DPRD Bogor Dorong Prioritaskan Sarpras

Jumat, 17 Feb 2023, 04:00 WIB

BOGOR - Dewan Perwakilan Rakyat Daerah (DPRD) Kota Bogor mendorong pembangunan kantor serta sarana dan prasarana (sarpras) kelurahan menjadi salah satu prioritas dalam rencana kerja tahun 2023. Usulan ini disampaikan Wakil Ketua Komisi I DPRD Kota Bogor, Anna Mariam Fadhilah, Kamis (16/2).

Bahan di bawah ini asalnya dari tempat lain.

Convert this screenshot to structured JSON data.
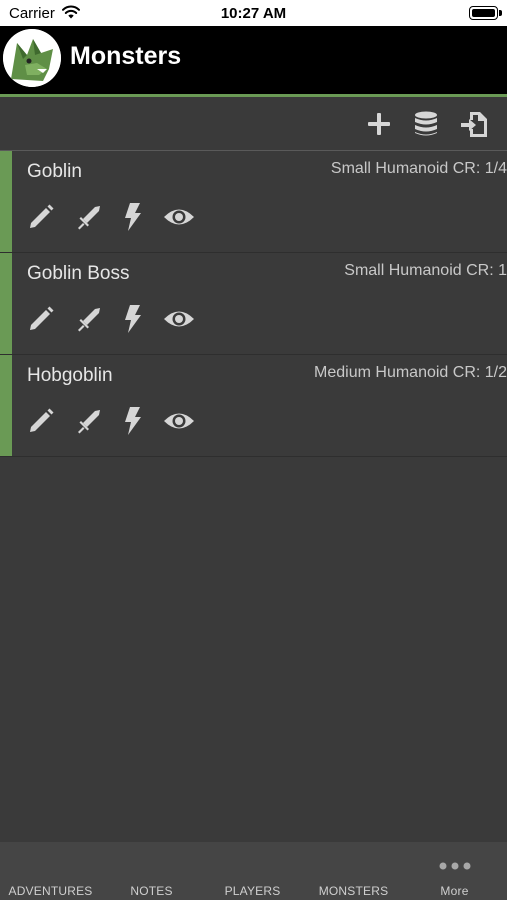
{
  "status_bar": {
    "carrier": "Carrier",
    "time": "10:27 AM"
  },
  "nav": {
    "title": "Monsters"
  },
  "toolbar": {
    "icons": [
      "plus-icon",
      "database-icon",
      "import-icon"
    ]
  },
  "colors": {
    "accent": "#6a9a55",
    "background": "#3a3a3a",
    "navbar": "#000000",
    "tabbar": "#454545"
  },
  "monsters": [
    {
      "name": "Goblin",
      "meta": "Small Humanoid CR: 1/4"
    },
    {
      "name": "Goblin Boss",
      "meta": "Small Humanoid CR: 1"
    },
    {
      "name": "Hobgoblin",
      "meta": "Medium Humanoid CR: 1/2"
    }
  ],
  "row_actions": [
    "pencil-icon",
    "sword-icon",
    "lightning-icon",
    "eye-icon"
  ],
  "tabs": [
    {
      "label": "ADVENTURES"
    },
    {
      "label": "NOTES"
    },
    {
      "label": "PLAYERS"
    },
    {
      "label": "MONSTERS"
    },
    {
      "label": "More"
    }
  ]
}
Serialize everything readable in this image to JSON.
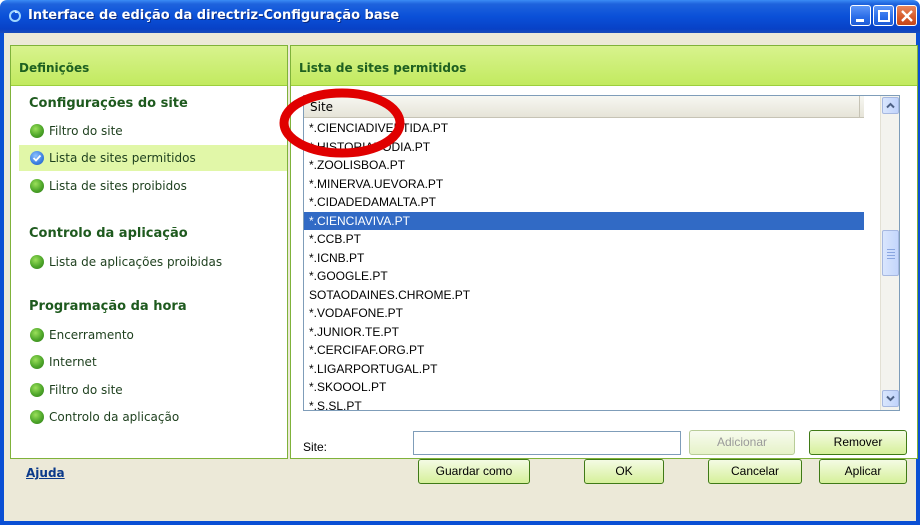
{
  "window": {
    "title": "Interface de edição da directriz-Configuração base"
  },
  "left_panel": {
    "header": "Definições",
    "sections": [
      {
        "title": "Configurações do site",
        "items": [
          "Filtro do site",
          "Lista de sites permitidos",
          "Lista de sites proibidos"
        ]
      },
      {
        "title": "Controlo da aplicação",
        "items": [
          "Lista de aplicações proibidas"
        ]
      },
      {
        "title": "Programação da hora",
        "items": [
          "Encerramento",
          "Internet",
          "Filtro do site",
          "Controlo da aplicação"
        ]
      }
    ],
    "selected_item": "Lista de sites permitidos"
  },
  "right_panel": {
    "header": "Lista de sites permitidos",
    "list": {
      "column_header": "Site",
      "rows": [
        "*.CIENCIADIVERTIDA.PT",
        "*.HISTORIADODIA.PT",
        "*.ZOOLISBOA.PT",
        "*.MINERVA.UEVORA.PT",
        "*.CIDADEDAMALTA.PT",
        "*.CIENCIAVIVA.PT",
        "*.CCB.PT",
        "*.ICNB.PT",
        "*.GOOGLE.PT",
        "SOTAODAINES.CHROME.PT",
        "*.VODAFONE.PT",
        "*.JUNIOR.TE.PT",
        "*.CERCIFAF.ORG.PT",
        "*.LIGARPORTUGAL.PT",
        "*.SKOOOL.PT",
        "*.S.SL.PT"
      ],
      "selected_row": "*.CIENCIAVIVA.PT"
    },
    "site_label": "Site:",
    "site_value": "",
    "add_button": "Adicionar",
    "remove_button": "Remover"
  },
  "footer": {
    "help_link": "Ajuda",
    "save_as_button": "Guardar como",
    "ok_button": "OK",
    "cancel_button": "Cancelar",
    "apply_button": "Aplicar"
  },
  "colors": {
    "title_bar": "#0a50d8",
    "panel_header": "#c2ea5f",
    "selection": "#316ac5",
    "annotation": "#e00000"
  }
}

Dia menyebutkan berdasarkan hasil rapat kerja (raker) dengan camat Kota Bogor, di Gedung DPRD setempat, Rabu (15/2), pembangunan dan program pada tahun akhir kepemimpinan Wali Kota Bima Arya, pembangunan belum merata. "Jadi, para camat mengeluhkan bahwa anggaran sarpras dan BOP kecil," jelas Anna.

Ket. Foto: Wakil Ketua Komisi I DPRD Kota Bogor, Anna Mariam Fadhilah saat mengutarakan pendapatnya dalam rapat kerja (Raker) dengan camat se-Kota Bogor, di Gedung DPRD Kota Bogor, Rabu (15/2). — Sumber: ANTARA/HO/DPRD Kota Bogor

Selain itu, pembangunan yang harusnya disegerakan tidak dikerjakan. Contohnya, pembangunan dan revitalisasi kantor kelurahan. Bahkan ada beberapa kantor kelurahan yang dilaporkan sudah rusak berat, belum dibangun. Anna mengungkapkan proyek strategis masih terpusat di sekitaran pusat kota saja.

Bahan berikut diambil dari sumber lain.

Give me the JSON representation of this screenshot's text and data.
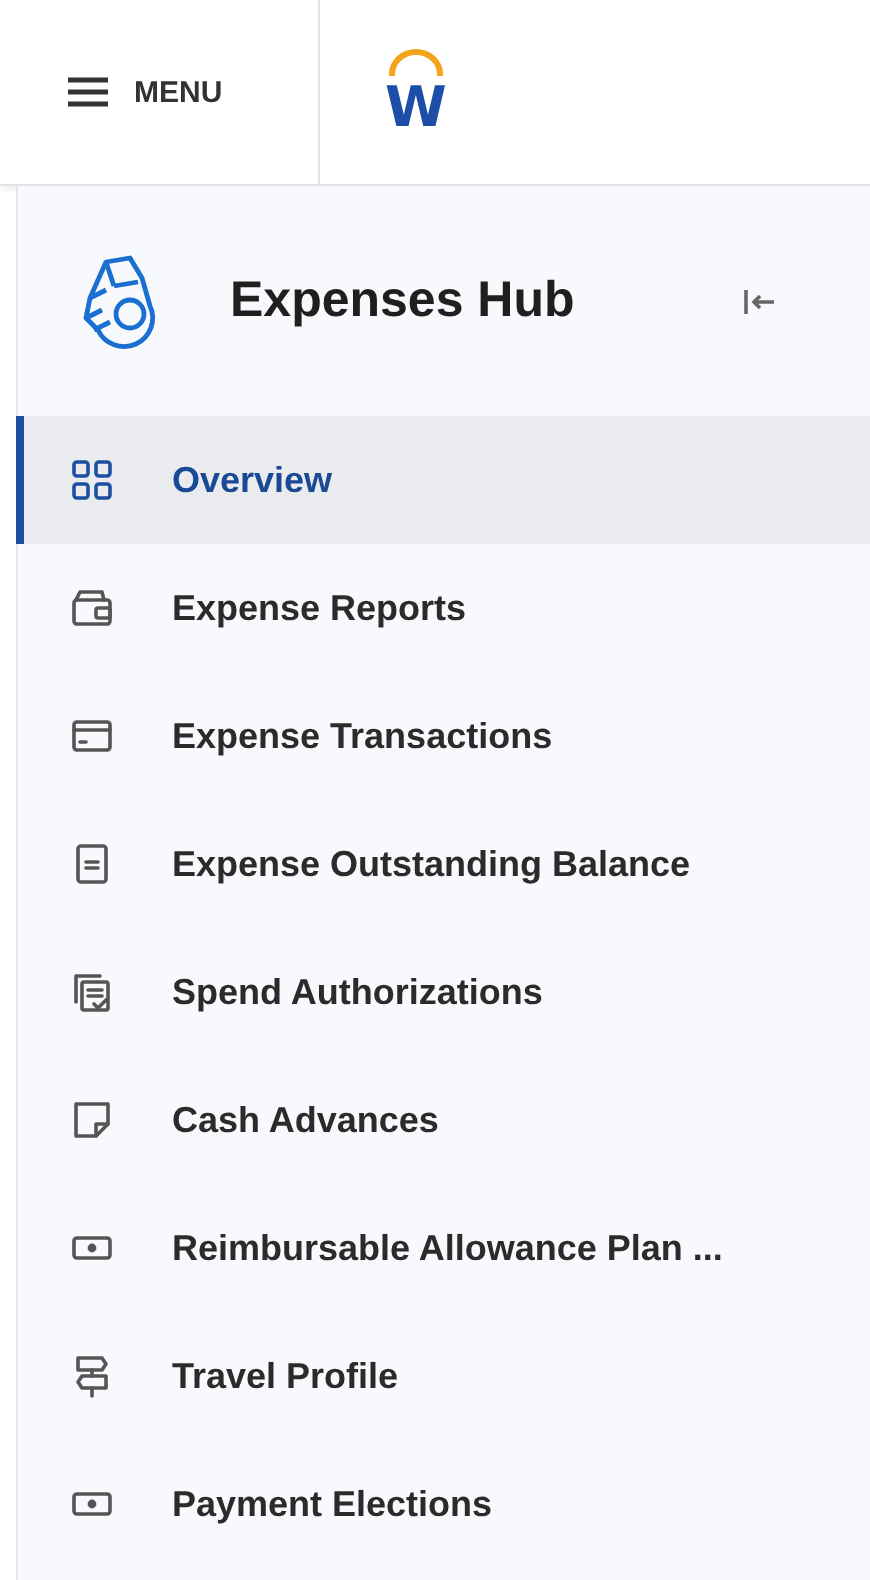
{
  "header": {
    "menu_label": "MENU",
    "logo_letter": "W"
  },
  "hub": {
    "title": "Expenses Hub"
  },
  "items": [
    {
      "label": "Overview",
      "kind": "grid",
      "selected": true
    },
    {
      "label": "Expense Reports",
      "kind": "wallet",
      "selected": false
    },
    {
      "label": "Expense Transactions",
      "kind": "card",
      "selected": false
    },
    {
      "label": "Expense Outstanding Balance",
      "kind": "document",
      "selected": false
    },
    {
      "label": "Spend Authorizations",
      "kind": "receipt",
      "selected": false
    },
    {
      "label": "Cash Advances",
      "kind": "note",
      "selected": false
    },
    {
      "label": "Reimbursable Allowance Plan ...",
      "kind": "cash",
      "selected": false
    },
    {
      "label": "Travel Profile",
      "kind": "signpost",
      "selected": false
    },
    {
      "label": "Payment Elections",
      "kind": "cash",
      "selected": false
    }
  ]
}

Hal itu terlihat dengan kondisi wilayah, di mana pada tahun ini, pembangunan kantor kelurahan banyak yang belum terealisasi. Ia pun minta Pemerintah Kota Bogor dalam hal ini Sekretaris Daerah (Sekda) Kota Bogor segera membuat susunan anggaran untuk melaksanakan pembangunan kantor kelurahan di masa APBD Perubahan 2023 mendatang.

"Menurut kami kantor kelurahan itu menjadi penting karena sebagai representasi Pemerintah Kota Bogor yang berada di wilayah. Kalau kantor kelurahan tidak bisa digunakan karena rusak, bagaimana pelayanan bisa dijalankan. Sedangkan pembangunan yang sifatnya tidak esensial seperti taman, pedestrian, bisa diberikan anggaran," tandas Anna.

Tak hanya itu, kata Anna, perjuangan Komisi I DPRD Kota Bogor untuk meningkatkan anggaran sarpras kelurahan nyatanya belum juga direalisasikan oleh Pemkot Bogor. Anna menyebutkan berdasarkan laporan para camat, anggaran sarpras kelurahan masih berada di angka 75 juta.

Sementara itu, dalam pembahasan APBD sebelumnya, Pemkot Bogor sudah berjanji menyiapkan anggaran 150 juta untuk masing-masing kelurahan. "Tadi terlihat ternyata perjuangan menyuarakan aspirasi untuk meningkatkan anggaran kelurahan belum terealisasi. Kami sangat sedih mengenai kondisi demikian. Kami rasa ini tergantung pada prioritas dan political will dari pemimpin daerah. Nah untuk itu, kami sebagai anggota DPRD tetap akan terus menyuarakan kebutuhan warga Kota Bogor ini," jelas Anna.

Lebih jauh Anna mengungkapkan, Komisi I DPRD Kota Bogor pun akan memperjuangkan untuk menaikkan anggaran BOP RT, RW dan LPM yang sudah lima tahun tidak mengalami kenaikan. Diharapkan ke depan pemkot Bogor menaikkannya.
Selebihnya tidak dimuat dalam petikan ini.